My own work isn't directly related to evolution, but of course as Theodosius Dobzhansky said, "nothing in biology makes sense except in the light of evolution", and that applies to my work as much as anything. I work on antigen presentation, the process by which immune responses are triggered. In particular, I'm interested in antiviral immunity. You can think of antigen presentation as the process by which cells turn themselves inside out. VIruses live inside cells, of course, whereas the T cells that do the heavy lifting of immunity are outside those cells. There has to be a process by which cells signal what's going on inside them, and transmit that info to the outside where T cells can evaluate it, and decide whether there's a problem.

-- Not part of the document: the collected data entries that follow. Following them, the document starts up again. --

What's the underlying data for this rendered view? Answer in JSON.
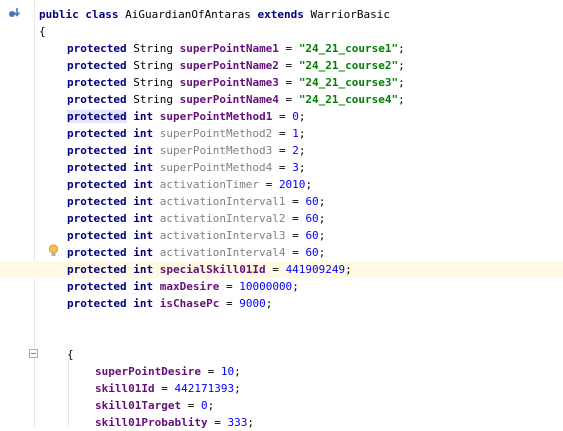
{
  "editor": {
    "lines": [
      {
        "id": "class_decl",
        "tokens": [
          [
            "public class ",
            "kw"
          ],
          [
            "AiGuardianOfAntaras ",
            "plain"
          ],
          [
            "extends ",
            "kw"
          ],
          [
            "WarriorBasic",
            "plain"
          ]
        ]
      },
      {
        "id": "open_brace",
        "tokens": [
          [
            "{",
            "plain"
          ]
        ]
      },
      {
        "id": "l1",
        "tokens": [
          [
            "protected ",
            "kw"
          ],
          [
            "String ",
            "plain"
          ],
          [
            "superPointName1",
            "id-purple"
          ],
          [
            " = ",
            "plain"
          ],
          [
            "\"24_21_course1\"",
            "str"
          ],
          [
            ";",
            "plain"
          ]
        ]
      },
      {
        "id": "l2",
        "tokens": [
          [
            "protected ",
            "kw"
          ],
          [
            "String ",
            "plain"
          ],
          [
            "superPointName2",
            "id-purple"
          ],
          [
            " = ",
            "plain"
          ],
          [
            "\"24_21_course2\"",
            "str"
          ],
          [
            ";",
            "plain"
          ]
        ]
      },
      {
        "id": "l3",
        "tokens": [
          [
            "protected ",
            "kw"
          ],
          [
            "String ",
            "plain"
          ],
          [
            "superPointName3",
            "id-purple"
          ],
          [
            " = ",
            "plain"
          ],
          [
            "\"24_21_course3\"",
            "str"
          ],
          [
            ";",
            "plain"
          ]
        ]
      },
      {
        "id": "l4",
        "tokens": [
          [
            "protected ",
            "kw"
          ],
          [
            "String ",
            "plain"
          ],
          [
            "superPointName4",
            "id-purple"
          ],
          [
            " = ",
            "plain"
          ],
          [
            "\"24_21_course4\"",
            "str"
          ],
          [
            ";",
            "plain"
          ]
        ]
      },
      {
        "id": "l5",
        "tokens": [
          [
            "protected",
            "caret-kw"
          ],
          [
            " int ",
            "kw"
          ],
          [
            "superPointMethod1",
            "id-purple"
          ],
          [
            " = ",
            "plain"
          ],
          [
            "0",
            "num"
          ],
          [
            ";",
            "plain"
          ]
        ]
      },
      {
        "id": "l6",
        "tokens": [
          [
            "protected int ",
            "kw"
          ],
          [
            "superPointMethod2",
            "id-gray"
          ],
          [
            " = ",
            "plain"
          ],
          [
            "1",
            "num"
          ],
          [
            ";",
            "plain"
          ]
        ]
      },
      {
        "id": "l7",
        "tokens": [
          [
            "protected int ",
            "kw"
          ],
          [
            "superPointMethod3",
            "id-gray"
          ],
          [
            " = ",
            "plain"
          ],
          [
            "2",
            "num"
          ],
          [
            ";",
            "plain"
          ]
        ]
      },
      {
        "id": "l8",
        "tokens": [
          [
            "protected int ",
            "kw"
          ],
          [
            "superPointMethod4",
            "id-gray"
          ],
          [
            " = ",
            "plain"
          ],
          [
            "3",
            "num"
          ],
          [
            ";",
            "plain"
          ]
        ]
      },
      {
        "id": "l9",
        "tokens": [
          [
            "protected int ",
            "kw"
          ],
          [
            "activationTimer",
            "id-gray"
          ],
          [
            " = ",
            "plain"
          ],
          [
            "2010",
            "num"
          ],
          [
            ";",
            "plain"
          ]
        ]
      },
      {
        "id": "l10",
        "tokens": [
          [
            "protected int ",
            "kw"
          ],
          [
            "activationInterval1",
            "id-gray"
          ],
          [
            " = ",
            "plain"
          ],
          [
            "60",
            "num"
          ],
          [
            ";",
            "plain"
          ]
        ]
      },
      {
        "id": "l11",
        "tokens": [
          [
            "protected int ",
            "kw"
          ],
          [
            "activationInterval2",
            "id-gray"
          ],
          [
            " = ",
            "plain"
          ],
          [
            "60",
            "num"
          ],
          [
            ";",
            "plain"
          ]
        ]
      },
      {
        "id": "l12",
        "tokens": [
          [
            "protected int ",
            "kw"
          ],
          [
            "activationInterval3",
            "id-gray"
          ],
          [
            " = ",
            "plain"
          ],
          [
            "60",
            "num"
          ],
          [
            ";",
            "plain"
          ]
        ]
      },
      {
        "id": "l13",
        "tokens": [
          [
            "protected int ",
            "kw"
          ],
          [
            "activationInterval4",
            "id-gray"
          ],
          [
            " = ",
            "plain"
          ],
          [
            "60",
            "num"
          ],
          [
            ";",
            "plain"
          ]
        ]
      },
      {
        "id": "l14",
        "tokens": [
          [
            "protected int ",
            "kw"
          ],
          [
            "specialSkill01Id",
            "id-purple"
          ],
          [
            " = ",
            "plain"
          ],
          [
            "441909249",
            "num"
          ],
          [
            ";",
            "plain"
          ]
        ]
      },
      {
        "id": "l15",
        "tokens": [
          [
            "protected int ",
            "kw"
          ],
          [
            "maxDesire",
            "id-purple"
          ],
          [
            " = ",
            "plain"
          ],
          [
            "10000000",
            "num"
          ],
          [
            ";",
            "plain"
          ]
        ]
      },
      {
        "id": "l16",
        "tokens": [
          [
            "protected int ",
            "kw"
          ],
          [
            "isChasePc",
            "id-purple"
          ],
          [
            " = ",
            "plain"
          ],
          [
            "9000",
            "num"
          ],
          [
            ";",
            "plain"
          ]
        ]
      },
      {
        "id": "b1",
        "tokens": []
      },
      {
        "id": "b2",
        "tokens": []
      },
      {
        "id": "init_brace",
        "tokens": [
          [
            "{",
            "plain"
          ]
        ]
      },
      {
        "id": "l17",
        "tokens": [
          [
            "superPointDesire",
            "id-purple"
          ],
          [
            " = ",
            "plain"
          ],
          [
            "10",
            "num"
          ],
          [
            ";",
            "plain"
          ]
        ]
      },
      {
        "id": "l18",
        "tokens": [
          [
            "skill01Id",
            "id-purple"
          ],
          [
            " = ",
            "plain"
          ],
          [
            "442171393",
            "num"
          ],
          [
            ";",
            "plain"
          ]
        ]
      },
      {
        "id": "l19",
        "tokens": [
          [
            "skill01Target",
            "id-purple"
          ],
          [
            " = ",
            "plain"
          ],
          [
            "0",
            "num"
          ],
          [
            ";",
            "plain"
          ]
        ]
      },
      {
        "id": "l20",
        "tokens": [
          [
            "skill01Probablity",
            "id-purple"
          ],
          [
            " = ",
            "plain"
          ],
          [
            "333",
            "num"
          ],
          [
            ";",
            "plain"
          ]
        ]
      }
    ]
  },
  "gutter": {
    "override_icon": "override-arrow-icon",
    "bulb_icon": "lightbulb-icon",
    "fold_icon": "fold-marker-icon"
  },
  "colors": {
    "keyword": "#000080",
    "field": "#660e7a",
    "unused_field": "#808080",
    "string": "#008000",
    "number": "#0000ff",
    "current_line": "#fffae3"
  }
}
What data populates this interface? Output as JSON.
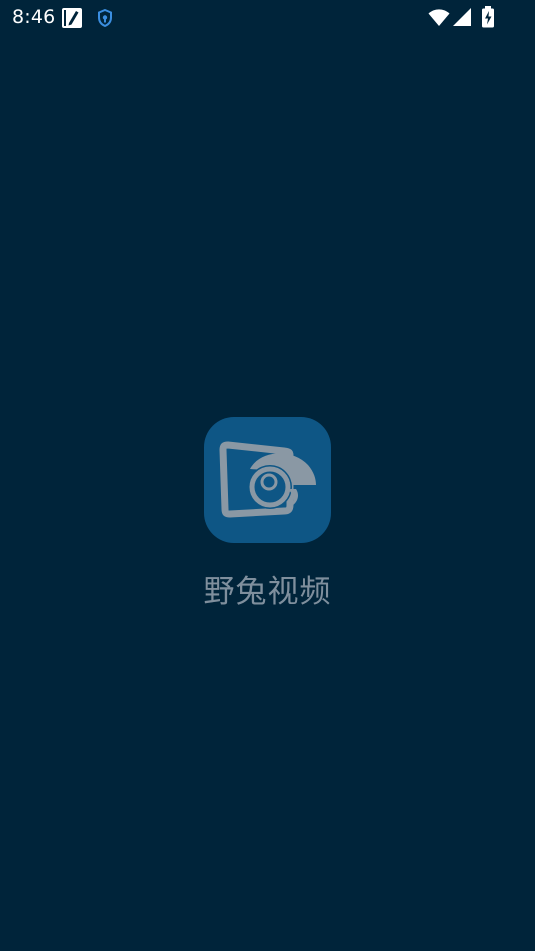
{
  "status_bar": {
    "time": "8:46"
  },
  "splash": {
    "app_name": "野兔视频"
  },
  "colors": {
    "background": "#00243a",
    "icon_bg": "#0e5685",
    "icon_glyph": "#8a98a4",
    "app_name_text": "#7f8f9d"
  },
  "icons": {
    "notification_1": "edit-note-icon",
    "notification_2": "shield-icon",
    "wifi": "wifi-icon",
    "signal": "cell-signal-icon",
    "battery": "battery-charging-icon",
    "app": "video-camera-logo-icon"
  }
}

I won't go into the process in any detail, but it involves binding of intracellular peptides (including viral peptides) to a set of proteins called MHC class I (short for major histocompatibility complex class I). That gives an easy out to the viruses (which of course want to avoid this whole process): Any viral mutants that fail to bind to the MHC class I, will be invisible to the immune system.

This happens in the short term, with some viruses that persistently infect their hosts. For example, HIV and hepatitis C virus regularly undergo mutations as they infect a person, and you can correlate those changes to the prevalent immune response within an individual -- over the years, you can see the major viral population in the person changing, while the T cell response straggles behind it, like twin motorboat wakes.

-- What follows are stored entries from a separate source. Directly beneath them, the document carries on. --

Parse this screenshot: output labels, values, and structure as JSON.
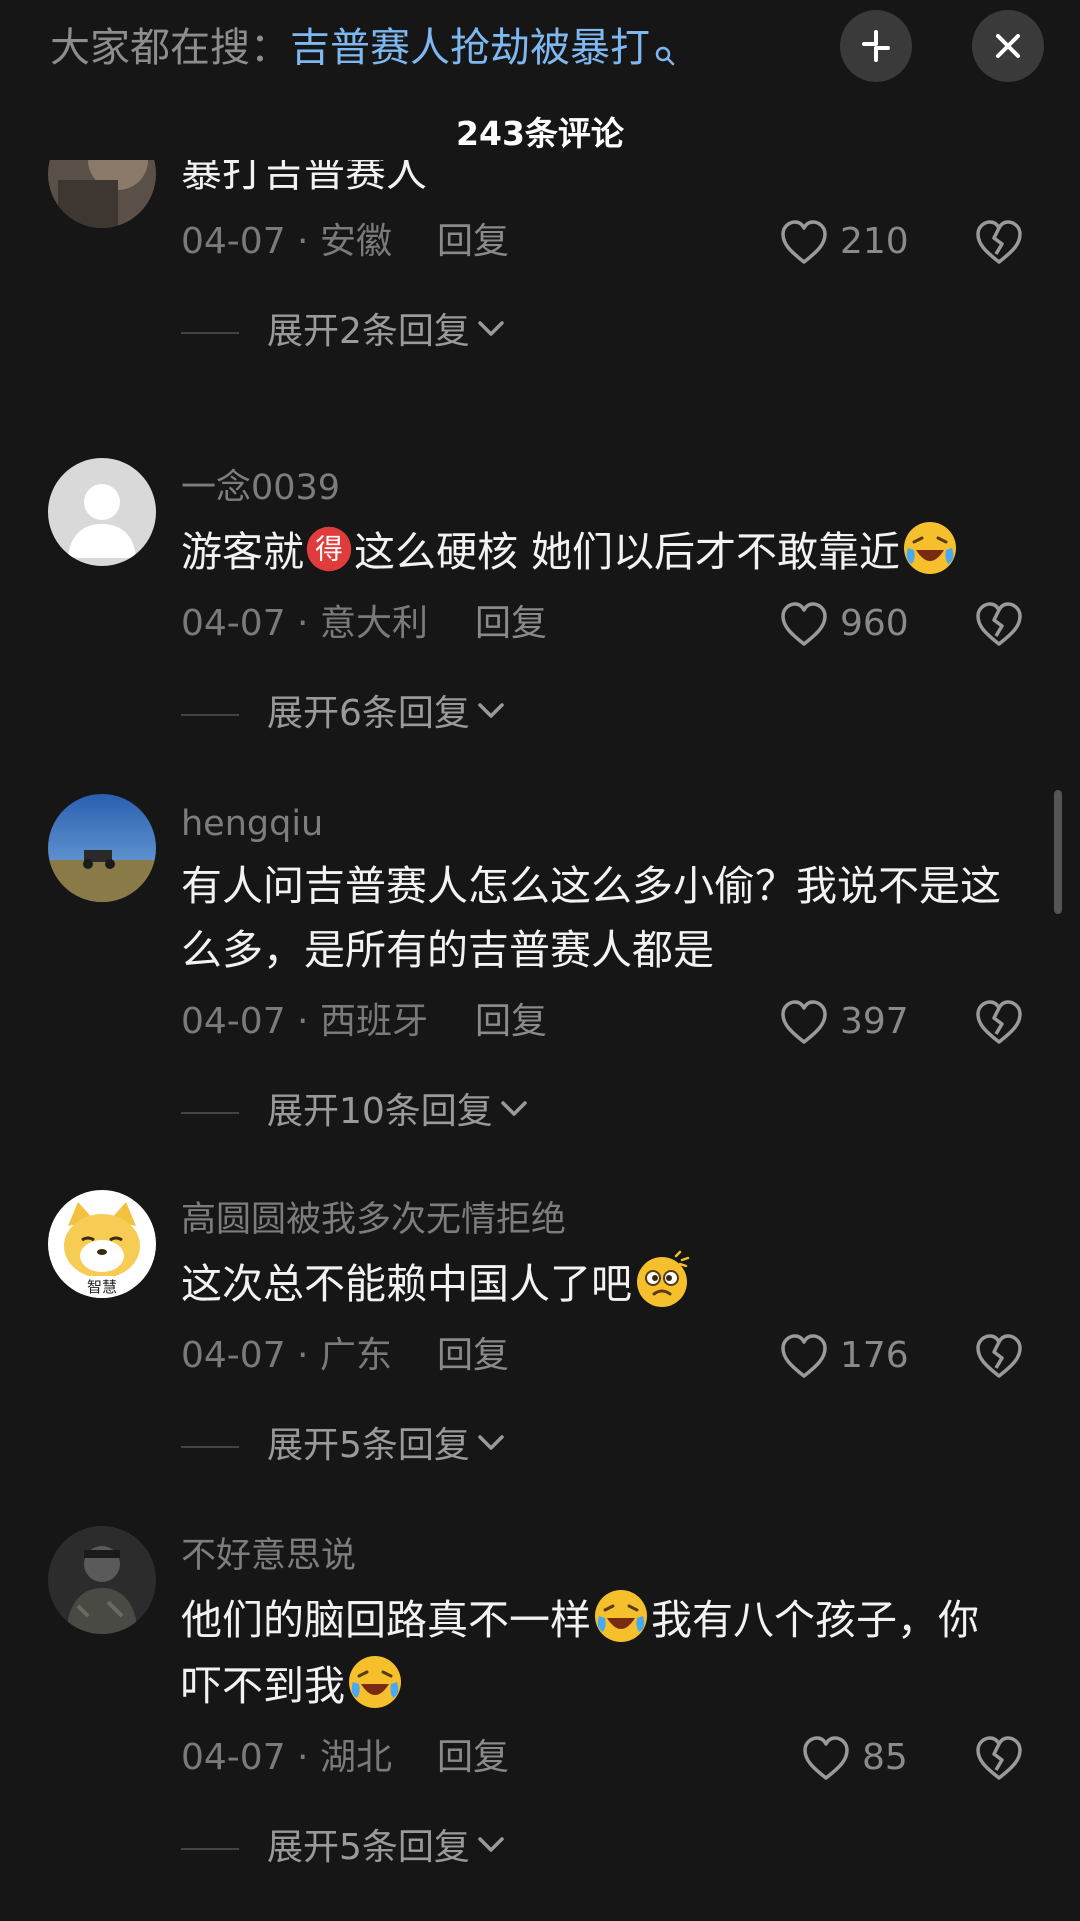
{
  "header": {
    "search_prefix": "大家都在搜：",
    "search_term": "吉普赛人抢劫被暴打",
    "comment_count": "243条评论"
  },
  "comments": [
    {
      "username": "",
      "text": "暴打吉普赛人",
      "date_location": "04-07 · 安徽",
      "reply_label": "回复",
      "likes": "210",
      "expand_label": "展开2条回复"
    },
    {
      "username": "一念0039",
      "text_parts": [
        "游客就",
        "这么硬核 她们以后才不敢靠近"
      ],
      "inline_badge": "得",
      "date_location": "04-07 · 意大利",
      "reply_label": "回复",
      "likes": "960",
      "expand_label": "展开6条回复"
    },
    {
      "username": "hengqiu",
      "text": "有人问吉普赛人怎么这么多小偷？我说不是这么多，是所有的吉普赛人都是",
      "date_location": "04-07 · 西班牙",
      "reply_label": "回复",
      "likes": "397",
      "expand_label": "展开10条回复"
    },
    {
      "username": "高圆圆被我多次无情拒绝",
      "text": "这次总不能赖中国人了吧",
      "avatar_badge": "智慧",
      "date_location": "04-07 · 广东",
      "reply_label": "回复",
      "likes": "176",
      "expand_label": "展开5条回复"
    },
    {
      "username": "不好意思说",
      "text_parts": [
        "他们的脑回路真不一样",
        "我有八个孩子，你吓不到我"
      ],
      "date_location": "04-07 · 湖北",
      "reply_label": "回复",
      "likes": "85",
      "expand_label": "展开5条回复"
    }
  ],
  "icons": {
    "search_hint": "search-icon",
    "collapse": "collapse-icon",
    "close": "close-icon",
    "like": "heart-outline-icon",
    "dislike": "broken-heart-icon",
    "expand": "chevron-down-icon",
    "emoji_laugh": "laughing-crying-emoji-icon",
    "emoji_dizzy": "dizzy-face-emoji-icon"
  },
  "colors": {
    "background": "#161616",
    "search_term": "#7fb8f0",
    "badge_red": "#e03c3c"
  }
}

But those changes, in the one infected person, don't help the virus in the long run -- that is, in its quest to infect a new host. (In fact, mostly those changes are detrimental to the virus. To the extent a virus is well adapted at the outset, any changes away from that set of DNA sequences are going to harm its ability to replicate, even if it's now able to avoid the immune response.) The reason those changes that avoid Person A's immune response don't help in Person B, is that almost everyone has different MHC alleles. MHC is by far the most variable gene set in the human (and other species) population; there are around a thousand different alleles. So though the virus has evolved to evade Person A's particular set of MHC class I alleles, that doesn't help it at all against Person B's alleles.

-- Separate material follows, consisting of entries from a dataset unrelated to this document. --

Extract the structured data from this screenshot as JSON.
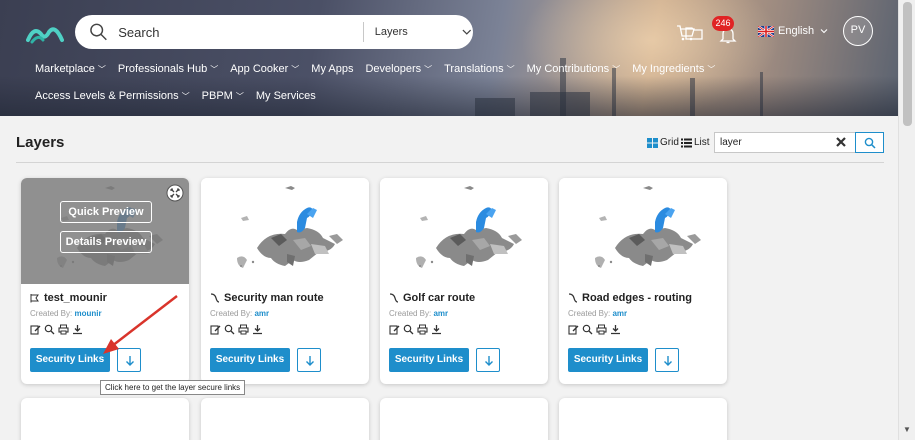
{
  "header": {
    "search_placeholder": "Search",
    "search_scope": "Layers",
    "notification_count": "246",
    "language": "English",
    "avatar_initials": "PV",
    "nav_row1": [
      {
        "label": "Marketplace",
        "dropdown": true
      },
      {
        "label": "Professionals Hub",
        "dropdown": true
      },
      {
        "label": "App Cooker",
        "dropdown": true
      },
      {
        "label": "My Apps",
        "dropdown": false
      },
      {
        "label": "Developers",
        "dropdown": true
      },
      {
        "label": "Translations",
        "dropdown": true
      },
      {
        "label": "My Contributions",
        "dropdown": true
      },
      {
        "label": "My Ingredients",
        "dropdown": true
      }
    ],
    "nav_row2": [
      {
        "label": "Access Levels & Permissions",
        "dropdown": true
      },
      {
        "label": "PBPM",
        "dropdown": true
      },
      {
        "label": "My Services",
        "dropdown": false
      }
    ]
  },
  "page": {
    "title": "Layers",
    "view_grid": "Grid",
    "view_list": "List",
    "filter_value": "layer"
  },
  "cards": [
    {
      "name": "test_mounir",
      "created_by_label": "Created By:",
      "author": "mounir",
      "security_label": "Security Links",
      "hovered": true,
      "quick_preview": "Quick Preview",
      "details_preview": "Details Preview"
    },
    {
      "name": "Security man route",
      "created_by_label": "Created By:",
      "author": "amr",
      "security_label": "Security Links",
      "hovered": false
    },
    {
      "name": "Golf car route",
      "created_by_label": "Created By:",
      "author": "amr",
      "security_label": "Security Links",
      "hovered": false
    },
    {
      "name": "Road edges - routing",
      "created_by_label": "Created By:",
      "author": "amr",
      "security_label": "Security Links",
      "hovered": false
    }
  ],
  "tooltip": "Click here to get the layer secure links",
  "colors": {
    "accent": "#1e8ecb",
    "badge": "#e02424",
    "arrow": "#d9342b",
    "map_gray": "#8a8a8a",
    "map_blue": "#2b8be0"
  }
}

That should tell you why, in fact, there are so many MHC alleles. There's a strong benefit, evolutionarily speaking, to you having a different set of MHC alleles than your neighbour's. If everyone has the same set of alleles, then the person who evolves a new allele, will be less likely to get sick, and therefore will enjoy a significant reproductive advantage, than his neighbour. (There are also reasons that MHC alleles can appear more readily than many other genes that mainly change by point mutations.)

So you'd expect that, if you start with a small population, then over time you would see new MHC alleles popping up in the population. For example, the nomadic hunters that populated North America 10000-odd years ago were a fairly small population. They crossed the Bering Strait and their children, and grandchildren, and great-to-the-nth-grandchildren, headed south, eventually ending up in Tierra del Fuego. You would expect to see families of MHC alleles heading North to South, with new alleles appearing on the trip (as well as some of the original ones, hanging on); and you'd expect the MHC alleles to form in a family as well, with the new ones furthest south looking like derivatives of the ones that were present further north).

That's pretty much what happens. The picture here is a scan from a review, nearly ten years old now, by Parham and Ohta (Science. 1996 Apr 5;272(5258):67-74). It shows HLA (another term for MHC) alleles geographically in the new world, and they follow the predicted pattern very nicely.

Nothing in biology makes sense except in the light of evolution.